夏の炎天下で暑く感じるのは、日射に加えて高温のコンクリート面からの放射熱が加わるためです。さらに、夜間になってもそれらの表面温度は気温よりも高いため周囲の大気を加熱し続けます。これに前述の人工排熱が加わり、都市部では夜間の気温低下が大幅に抑制されることになります。これが熱帯夜を増加させる主な要因です。
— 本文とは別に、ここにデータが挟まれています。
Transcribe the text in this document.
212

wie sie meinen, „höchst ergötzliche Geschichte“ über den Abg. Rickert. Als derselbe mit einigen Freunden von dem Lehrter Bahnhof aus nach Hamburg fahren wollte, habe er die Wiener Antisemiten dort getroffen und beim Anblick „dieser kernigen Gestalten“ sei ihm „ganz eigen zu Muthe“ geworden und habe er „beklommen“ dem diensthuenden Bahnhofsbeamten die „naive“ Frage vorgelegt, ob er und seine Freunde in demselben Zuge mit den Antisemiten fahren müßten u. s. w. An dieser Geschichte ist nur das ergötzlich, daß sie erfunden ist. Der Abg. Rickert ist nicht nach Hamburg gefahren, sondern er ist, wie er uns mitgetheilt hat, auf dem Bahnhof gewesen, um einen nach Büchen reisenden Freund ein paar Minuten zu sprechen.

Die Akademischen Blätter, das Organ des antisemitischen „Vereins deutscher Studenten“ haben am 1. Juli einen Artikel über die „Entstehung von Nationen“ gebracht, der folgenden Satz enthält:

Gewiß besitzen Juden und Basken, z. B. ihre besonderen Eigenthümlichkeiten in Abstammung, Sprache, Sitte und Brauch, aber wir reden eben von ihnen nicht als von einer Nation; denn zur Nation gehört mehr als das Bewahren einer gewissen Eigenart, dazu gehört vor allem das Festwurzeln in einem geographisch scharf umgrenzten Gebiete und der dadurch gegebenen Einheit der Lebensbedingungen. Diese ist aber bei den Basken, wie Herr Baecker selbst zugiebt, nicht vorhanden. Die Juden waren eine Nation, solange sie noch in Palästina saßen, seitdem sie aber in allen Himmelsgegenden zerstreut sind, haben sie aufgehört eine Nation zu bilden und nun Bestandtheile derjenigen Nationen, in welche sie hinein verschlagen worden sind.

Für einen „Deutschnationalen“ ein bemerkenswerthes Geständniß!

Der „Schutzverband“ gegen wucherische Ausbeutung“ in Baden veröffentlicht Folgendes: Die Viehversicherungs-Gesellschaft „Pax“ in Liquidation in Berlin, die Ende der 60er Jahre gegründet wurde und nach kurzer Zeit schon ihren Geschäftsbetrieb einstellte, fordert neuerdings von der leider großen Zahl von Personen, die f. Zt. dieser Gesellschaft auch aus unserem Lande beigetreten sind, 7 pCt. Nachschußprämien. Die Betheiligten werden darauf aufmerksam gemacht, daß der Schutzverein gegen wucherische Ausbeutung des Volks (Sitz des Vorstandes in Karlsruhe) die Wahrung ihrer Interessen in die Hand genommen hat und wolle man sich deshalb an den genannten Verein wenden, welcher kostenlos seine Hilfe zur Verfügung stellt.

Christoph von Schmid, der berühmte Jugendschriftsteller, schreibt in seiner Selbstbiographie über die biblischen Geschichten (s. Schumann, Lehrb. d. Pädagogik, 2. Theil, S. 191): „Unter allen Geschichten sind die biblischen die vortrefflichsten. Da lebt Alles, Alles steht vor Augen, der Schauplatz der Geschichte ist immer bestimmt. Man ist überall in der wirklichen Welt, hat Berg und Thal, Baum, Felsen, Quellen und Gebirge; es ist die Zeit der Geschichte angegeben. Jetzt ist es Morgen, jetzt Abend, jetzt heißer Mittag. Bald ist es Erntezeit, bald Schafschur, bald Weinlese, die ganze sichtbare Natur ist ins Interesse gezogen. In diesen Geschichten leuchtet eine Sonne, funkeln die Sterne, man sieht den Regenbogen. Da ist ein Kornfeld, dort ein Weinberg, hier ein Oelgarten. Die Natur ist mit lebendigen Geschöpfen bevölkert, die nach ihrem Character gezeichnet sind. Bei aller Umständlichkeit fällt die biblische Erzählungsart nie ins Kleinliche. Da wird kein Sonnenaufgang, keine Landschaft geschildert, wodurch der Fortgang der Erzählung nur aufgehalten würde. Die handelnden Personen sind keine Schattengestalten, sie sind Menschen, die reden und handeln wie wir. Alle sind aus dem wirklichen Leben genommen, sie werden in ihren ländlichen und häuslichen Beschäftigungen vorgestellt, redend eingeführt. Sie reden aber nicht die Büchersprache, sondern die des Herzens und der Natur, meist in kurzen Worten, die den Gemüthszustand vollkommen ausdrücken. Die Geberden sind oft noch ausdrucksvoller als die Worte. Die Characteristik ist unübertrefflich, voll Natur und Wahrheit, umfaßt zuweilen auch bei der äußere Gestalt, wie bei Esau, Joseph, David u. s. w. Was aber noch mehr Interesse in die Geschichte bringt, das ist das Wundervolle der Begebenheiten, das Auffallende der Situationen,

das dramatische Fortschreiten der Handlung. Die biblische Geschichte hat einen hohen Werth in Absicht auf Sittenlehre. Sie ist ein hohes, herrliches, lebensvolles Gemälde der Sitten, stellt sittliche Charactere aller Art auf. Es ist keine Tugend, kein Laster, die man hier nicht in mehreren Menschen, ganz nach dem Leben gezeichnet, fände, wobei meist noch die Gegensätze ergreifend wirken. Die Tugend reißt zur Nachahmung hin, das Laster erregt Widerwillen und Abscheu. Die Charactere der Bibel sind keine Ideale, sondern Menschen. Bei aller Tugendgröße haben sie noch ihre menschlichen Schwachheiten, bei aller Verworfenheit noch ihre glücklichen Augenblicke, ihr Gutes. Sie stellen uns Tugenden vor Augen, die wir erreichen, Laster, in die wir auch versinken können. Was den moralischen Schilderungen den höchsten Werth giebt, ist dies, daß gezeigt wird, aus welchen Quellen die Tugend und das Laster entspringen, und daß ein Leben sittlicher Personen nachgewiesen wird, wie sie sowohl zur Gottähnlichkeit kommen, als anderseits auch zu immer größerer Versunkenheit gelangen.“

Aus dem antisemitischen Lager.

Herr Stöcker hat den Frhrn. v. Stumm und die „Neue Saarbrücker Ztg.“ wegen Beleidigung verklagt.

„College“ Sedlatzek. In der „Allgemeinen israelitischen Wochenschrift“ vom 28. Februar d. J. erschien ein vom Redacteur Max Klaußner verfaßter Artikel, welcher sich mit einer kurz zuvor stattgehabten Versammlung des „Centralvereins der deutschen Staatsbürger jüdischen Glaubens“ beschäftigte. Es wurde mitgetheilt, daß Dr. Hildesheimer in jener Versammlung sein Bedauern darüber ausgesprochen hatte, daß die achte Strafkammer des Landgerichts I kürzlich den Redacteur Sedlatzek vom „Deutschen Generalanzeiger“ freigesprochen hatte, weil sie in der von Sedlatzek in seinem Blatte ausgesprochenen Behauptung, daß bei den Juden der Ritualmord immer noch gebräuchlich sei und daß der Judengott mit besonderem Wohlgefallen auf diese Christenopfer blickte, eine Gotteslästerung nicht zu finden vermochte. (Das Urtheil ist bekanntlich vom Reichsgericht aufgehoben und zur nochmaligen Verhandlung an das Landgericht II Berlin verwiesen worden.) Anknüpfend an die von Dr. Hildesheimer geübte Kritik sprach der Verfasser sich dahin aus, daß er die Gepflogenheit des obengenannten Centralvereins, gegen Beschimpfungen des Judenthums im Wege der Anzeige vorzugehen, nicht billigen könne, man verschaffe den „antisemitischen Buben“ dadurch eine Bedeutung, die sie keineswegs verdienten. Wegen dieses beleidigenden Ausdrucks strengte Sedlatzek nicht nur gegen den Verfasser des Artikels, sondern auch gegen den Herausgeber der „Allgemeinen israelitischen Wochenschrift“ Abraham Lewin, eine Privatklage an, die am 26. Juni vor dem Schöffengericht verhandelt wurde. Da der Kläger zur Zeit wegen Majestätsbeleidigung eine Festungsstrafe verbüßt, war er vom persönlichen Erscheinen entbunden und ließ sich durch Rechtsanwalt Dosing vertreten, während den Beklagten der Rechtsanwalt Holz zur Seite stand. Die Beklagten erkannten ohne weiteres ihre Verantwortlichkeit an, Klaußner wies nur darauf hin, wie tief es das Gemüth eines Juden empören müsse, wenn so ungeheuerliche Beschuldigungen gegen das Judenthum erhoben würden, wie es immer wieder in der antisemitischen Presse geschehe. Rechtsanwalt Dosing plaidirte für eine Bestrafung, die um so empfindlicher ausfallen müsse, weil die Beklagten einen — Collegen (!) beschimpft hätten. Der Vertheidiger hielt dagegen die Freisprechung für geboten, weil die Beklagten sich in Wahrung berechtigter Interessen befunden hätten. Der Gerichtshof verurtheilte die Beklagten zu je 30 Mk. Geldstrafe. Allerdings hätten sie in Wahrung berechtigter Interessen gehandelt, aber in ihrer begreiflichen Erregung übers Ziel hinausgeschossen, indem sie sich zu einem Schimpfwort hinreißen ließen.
コンクリートやアスファルトが水を通さない材質であるという点も都市の高温化に寄与しています。よく知られているように、水は蒸発するとき気化熱を奪って周囲の気温を下げる役割がありますが、非透水性のコンクリートやアスファルトで覆われた都市ではその効果がないため高温化が促進されます。近年、東京では保水性舗装の実験的試みがなされています。透水性舗装の場合は雨水が地中にまで浸透するため、地下水面の低下を防ぐ効果がありますが、ライフラインが地下に張り巡らされている都市部では地表面で雨水を保つ舗装の方が好まれるのでしょう。

減少する都市の緑地と水辺空間

三つ目の要因は、緑地・水面の減少です。東京では多くの中小河川が暗渠化され、改修されて水面の占める割合が大きく減っていることから、水面からの蒸発による気化熱の効果も弱まっていると考えられます。幸いなことに、荒川、隅田川、多摩川といった比較的大きな河川の水面は保全されており、東京湾から吹き込む冷涼な海風を都内に導いてヒートアイランドを緩和する「風の道」としても有効に働いています。水面とともに気温上昇を抑制する効果の高い緑地も戦後著しく減少しています。都市化の進展は、郊外では畑地や森林をつぶして住宅地を広げ、都心部では木造の低層建造物からコンクリート造りの中高層建造物への転換という形で緑地の大幅な減少をもたらしました。緑地の減少による気温上昇を定量的に見積もるのは困難ですが、筆者らの観測調査からは、20ヘクタールを超える都内の大規模緑地では周辺市街地との気温差が平均でも2℃に達することが確認されており、緑地内冷気の周辺への流出(にじみ出し現象)によって市街地の高温化を幾分かでも抑制する効果は十分に期待できます。